A definitive 6.3/10 rating for a film that redefined the boundaries of cult cinema. Mary of Scotland remains a cornerstone of transgressive art.
If you are looking for a historically accurate documentary, go watch Nanook of the North instead. But if you want to see Katharine Hepburn wearing collars so big they look like satellite dishes, Mary of Scotland is absolutely worth your afternoon. 🏰
People who love old-school studio melodrama with lots of fog and shadows will eat this up. Anyone who gets annoyed by Americans pretending to be Scottish with zero effort will probably turn it off in ten minutes.
John Ford directed this, which feels weird because there are no cowboys or dusty trails. Instead, we get a very theatrical, slightly clunky adaptation of a stage play that sometimes feels like it's trapped in a very expensive cardboard box.
Hepburn plays Mary Stuart, who comes back to Scotland to rule but basically everyone is a jerk to her. Her half-brother is plotting, the lords are whispering, and then there is Fredric March.
March plays Bothwell, and I swear he didn't even try to do a Scottish accent. He just shouts his lines with this big, boisterous American theater voice, like he walked into the wrong movie set on his way to a pirate film. 🏴☠️
Yet, somehow, it kind of works?
There is this one scene early on where Mary arrives in the thick Scottish fog, and the lighting is just gorgeous. It looks like a painting, even if you can tell the fog is coming from a machine just off-screen.
I kept staring at John Carradine’s hands in this movie. He plays David Rizzio, Mary’s Italian secretary, and he has these incredibly long, spindly fingers that seem to have a performance of their own.
Also, did anyone else notice the guard in the background during the first court scene? His helmet is totally crooked, and he keeps trying to nudge it back with his shoulder without anyone noticing. 😂
When Rizzio gets murdered—which isn't a spoiler, it's history—the shadows on the wall are incredibly creepy. Ford really knew how to use shadows, even when the script got a bit wordy and dry.
Speaking of the script, Dudley Nichols wrote it, and he sometimes forgets that people need to breathe between sentences. It's very noble, very dramatic, and occasionally very boring.
If you've seen the 1932 Madame Butterfly, you know how these 1930s studio films love to pile on the tragic romance until it hurts. This one does that too, especially in the second half.
The romance between Mary and Bothwell feels... rushed? One minute they are arguing, and the next they are looking at each other like they want to eat each other's faces.
And then we have Florence Eldridge playing Queen Elizabeth.

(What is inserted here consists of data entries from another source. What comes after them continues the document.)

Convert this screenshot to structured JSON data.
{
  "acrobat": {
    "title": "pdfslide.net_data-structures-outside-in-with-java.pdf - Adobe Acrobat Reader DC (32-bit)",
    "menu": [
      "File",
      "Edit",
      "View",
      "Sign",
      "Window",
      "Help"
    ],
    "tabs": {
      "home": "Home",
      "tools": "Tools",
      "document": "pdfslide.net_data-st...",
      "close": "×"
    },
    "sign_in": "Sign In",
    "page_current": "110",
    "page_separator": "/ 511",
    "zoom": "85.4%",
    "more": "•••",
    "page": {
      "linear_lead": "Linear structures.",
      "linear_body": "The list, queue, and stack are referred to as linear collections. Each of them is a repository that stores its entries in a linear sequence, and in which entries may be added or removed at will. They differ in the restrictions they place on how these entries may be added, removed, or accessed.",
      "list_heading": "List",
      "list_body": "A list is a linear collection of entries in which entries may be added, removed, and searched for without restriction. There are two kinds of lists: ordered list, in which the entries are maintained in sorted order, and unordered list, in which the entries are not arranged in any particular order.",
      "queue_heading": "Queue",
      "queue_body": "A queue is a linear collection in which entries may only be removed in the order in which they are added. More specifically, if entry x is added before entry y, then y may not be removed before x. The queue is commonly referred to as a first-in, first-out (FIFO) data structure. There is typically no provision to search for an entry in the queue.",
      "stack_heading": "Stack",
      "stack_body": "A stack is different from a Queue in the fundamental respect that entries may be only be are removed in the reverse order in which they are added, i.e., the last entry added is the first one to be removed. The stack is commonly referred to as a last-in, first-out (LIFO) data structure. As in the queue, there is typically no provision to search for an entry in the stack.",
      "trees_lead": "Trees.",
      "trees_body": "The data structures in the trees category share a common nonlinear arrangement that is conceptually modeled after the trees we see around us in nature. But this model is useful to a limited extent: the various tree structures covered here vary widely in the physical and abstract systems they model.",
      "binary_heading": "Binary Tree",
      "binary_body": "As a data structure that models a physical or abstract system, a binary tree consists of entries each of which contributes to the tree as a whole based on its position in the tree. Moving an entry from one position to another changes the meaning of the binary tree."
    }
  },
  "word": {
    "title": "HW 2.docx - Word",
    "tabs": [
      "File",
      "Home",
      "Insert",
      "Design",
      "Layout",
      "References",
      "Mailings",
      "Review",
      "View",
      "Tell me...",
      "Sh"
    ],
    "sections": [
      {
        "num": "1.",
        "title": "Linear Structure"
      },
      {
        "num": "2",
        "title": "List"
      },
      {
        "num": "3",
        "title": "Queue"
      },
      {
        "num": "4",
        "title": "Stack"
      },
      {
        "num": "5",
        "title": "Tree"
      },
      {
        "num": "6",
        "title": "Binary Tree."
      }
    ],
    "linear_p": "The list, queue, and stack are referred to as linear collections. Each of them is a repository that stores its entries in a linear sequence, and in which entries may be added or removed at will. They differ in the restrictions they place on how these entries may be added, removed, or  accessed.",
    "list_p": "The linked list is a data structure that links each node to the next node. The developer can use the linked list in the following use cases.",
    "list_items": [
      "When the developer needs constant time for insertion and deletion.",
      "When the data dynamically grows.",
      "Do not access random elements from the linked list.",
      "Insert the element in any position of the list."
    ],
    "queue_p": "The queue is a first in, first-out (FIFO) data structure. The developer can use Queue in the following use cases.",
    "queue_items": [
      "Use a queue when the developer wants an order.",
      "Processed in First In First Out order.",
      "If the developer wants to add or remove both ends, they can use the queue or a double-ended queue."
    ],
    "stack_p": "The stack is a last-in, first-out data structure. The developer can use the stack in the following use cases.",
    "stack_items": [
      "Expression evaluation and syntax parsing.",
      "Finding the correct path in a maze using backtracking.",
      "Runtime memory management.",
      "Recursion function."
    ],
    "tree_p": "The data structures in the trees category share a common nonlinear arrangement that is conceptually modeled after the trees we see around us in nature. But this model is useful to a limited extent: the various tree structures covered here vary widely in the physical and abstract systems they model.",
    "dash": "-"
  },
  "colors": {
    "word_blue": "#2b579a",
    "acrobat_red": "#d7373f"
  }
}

She is fantastic, honestly. She plays Elizabeth like a cold, calculating chess player who is also slightly insecure about her hair.

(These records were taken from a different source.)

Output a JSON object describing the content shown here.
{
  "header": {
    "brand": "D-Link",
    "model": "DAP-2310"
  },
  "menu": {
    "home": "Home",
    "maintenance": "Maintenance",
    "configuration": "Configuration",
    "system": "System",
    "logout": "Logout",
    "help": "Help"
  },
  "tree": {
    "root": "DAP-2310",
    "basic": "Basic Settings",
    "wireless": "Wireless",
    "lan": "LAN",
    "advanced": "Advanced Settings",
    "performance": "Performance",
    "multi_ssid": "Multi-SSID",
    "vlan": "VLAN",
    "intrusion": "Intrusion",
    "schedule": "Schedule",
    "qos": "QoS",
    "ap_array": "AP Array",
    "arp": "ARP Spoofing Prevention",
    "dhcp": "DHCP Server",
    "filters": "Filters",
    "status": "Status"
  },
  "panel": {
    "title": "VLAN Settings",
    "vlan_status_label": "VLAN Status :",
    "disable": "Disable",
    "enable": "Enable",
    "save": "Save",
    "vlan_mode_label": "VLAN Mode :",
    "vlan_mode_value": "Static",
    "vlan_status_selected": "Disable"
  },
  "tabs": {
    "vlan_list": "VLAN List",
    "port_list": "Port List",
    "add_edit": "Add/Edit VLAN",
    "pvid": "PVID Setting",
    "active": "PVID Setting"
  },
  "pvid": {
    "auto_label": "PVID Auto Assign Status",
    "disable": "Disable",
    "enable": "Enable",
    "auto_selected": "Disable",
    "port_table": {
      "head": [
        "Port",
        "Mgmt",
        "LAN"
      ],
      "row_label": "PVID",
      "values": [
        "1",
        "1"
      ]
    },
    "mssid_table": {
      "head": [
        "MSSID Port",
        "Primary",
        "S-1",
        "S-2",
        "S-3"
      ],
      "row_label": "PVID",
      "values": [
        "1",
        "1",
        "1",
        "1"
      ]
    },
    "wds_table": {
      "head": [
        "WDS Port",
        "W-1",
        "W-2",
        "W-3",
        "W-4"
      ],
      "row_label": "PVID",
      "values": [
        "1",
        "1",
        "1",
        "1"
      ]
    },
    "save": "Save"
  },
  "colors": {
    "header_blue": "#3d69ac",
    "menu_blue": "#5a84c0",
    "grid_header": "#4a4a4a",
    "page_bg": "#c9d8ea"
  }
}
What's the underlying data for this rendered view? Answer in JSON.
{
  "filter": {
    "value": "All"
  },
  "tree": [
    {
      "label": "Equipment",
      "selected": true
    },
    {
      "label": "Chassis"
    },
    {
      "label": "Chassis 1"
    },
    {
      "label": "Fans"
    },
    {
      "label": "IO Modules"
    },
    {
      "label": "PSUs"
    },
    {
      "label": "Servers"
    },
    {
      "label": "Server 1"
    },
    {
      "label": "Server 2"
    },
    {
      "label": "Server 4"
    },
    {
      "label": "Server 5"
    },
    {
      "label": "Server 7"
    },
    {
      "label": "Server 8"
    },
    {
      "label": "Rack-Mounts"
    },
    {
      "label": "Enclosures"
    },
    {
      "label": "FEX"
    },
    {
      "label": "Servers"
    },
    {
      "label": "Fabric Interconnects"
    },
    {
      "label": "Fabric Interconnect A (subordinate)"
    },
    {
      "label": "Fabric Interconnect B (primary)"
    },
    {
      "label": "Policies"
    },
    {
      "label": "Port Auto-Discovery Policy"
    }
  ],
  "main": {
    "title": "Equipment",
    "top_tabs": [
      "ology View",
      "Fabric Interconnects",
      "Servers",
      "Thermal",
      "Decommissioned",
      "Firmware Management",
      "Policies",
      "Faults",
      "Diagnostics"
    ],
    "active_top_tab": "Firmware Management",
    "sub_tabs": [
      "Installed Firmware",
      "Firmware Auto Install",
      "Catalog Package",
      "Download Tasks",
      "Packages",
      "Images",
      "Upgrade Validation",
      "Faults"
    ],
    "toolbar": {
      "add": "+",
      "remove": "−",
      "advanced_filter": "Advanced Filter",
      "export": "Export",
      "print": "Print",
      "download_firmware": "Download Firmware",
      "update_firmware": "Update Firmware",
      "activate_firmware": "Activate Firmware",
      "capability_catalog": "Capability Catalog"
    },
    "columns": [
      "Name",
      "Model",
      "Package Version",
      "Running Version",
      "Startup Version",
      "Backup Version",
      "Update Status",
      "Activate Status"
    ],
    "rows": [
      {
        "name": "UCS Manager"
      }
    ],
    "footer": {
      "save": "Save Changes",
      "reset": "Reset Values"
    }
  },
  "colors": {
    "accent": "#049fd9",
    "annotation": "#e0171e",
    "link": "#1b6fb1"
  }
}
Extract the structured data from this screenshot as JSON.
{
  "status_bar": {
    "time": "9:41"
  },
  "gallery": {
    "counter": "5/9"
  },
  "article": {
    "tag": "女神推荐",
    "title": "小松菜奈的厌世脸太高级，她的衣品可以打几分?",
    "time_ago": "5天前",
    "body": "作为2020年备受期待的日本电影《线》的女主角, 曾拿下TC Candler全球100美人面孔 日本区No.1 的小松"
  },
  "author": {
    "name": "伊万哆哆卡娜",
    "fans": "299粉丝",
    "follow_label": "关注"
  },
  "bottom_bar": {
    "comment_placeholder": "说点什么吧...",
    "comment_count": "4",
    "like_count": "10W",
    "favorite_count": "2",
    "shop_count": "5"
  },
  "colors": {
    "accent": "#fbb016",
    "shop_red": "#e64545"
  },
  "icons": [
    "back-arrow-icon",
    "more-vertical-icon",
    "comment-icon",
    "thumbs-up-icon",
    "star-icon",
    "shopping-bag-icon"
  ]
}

Her scenes are the best part of the movie, even though she and Hepburn only share the screen at the very end (which never happened in real life, but who cares about history anyway?).
That final trial scene is where Hepburn really shines. She stands there, looking absolutely tiny against these massive stone walls, but her voice just cuts through the room like a knife. 🗡️
You can feel the movie trying so hard to make you cry at the end. It almost works, but then the music swells up so loud it kind of ruins the mood.
Still, there's a charm to this kind of big, messy studio filmmaking. It's not perfect, and it definitely runs about fifteen minutes too long.
But if you want some heavy-duty 1930s drama with great lighting and John Carradine being weird, you could do a lot worse.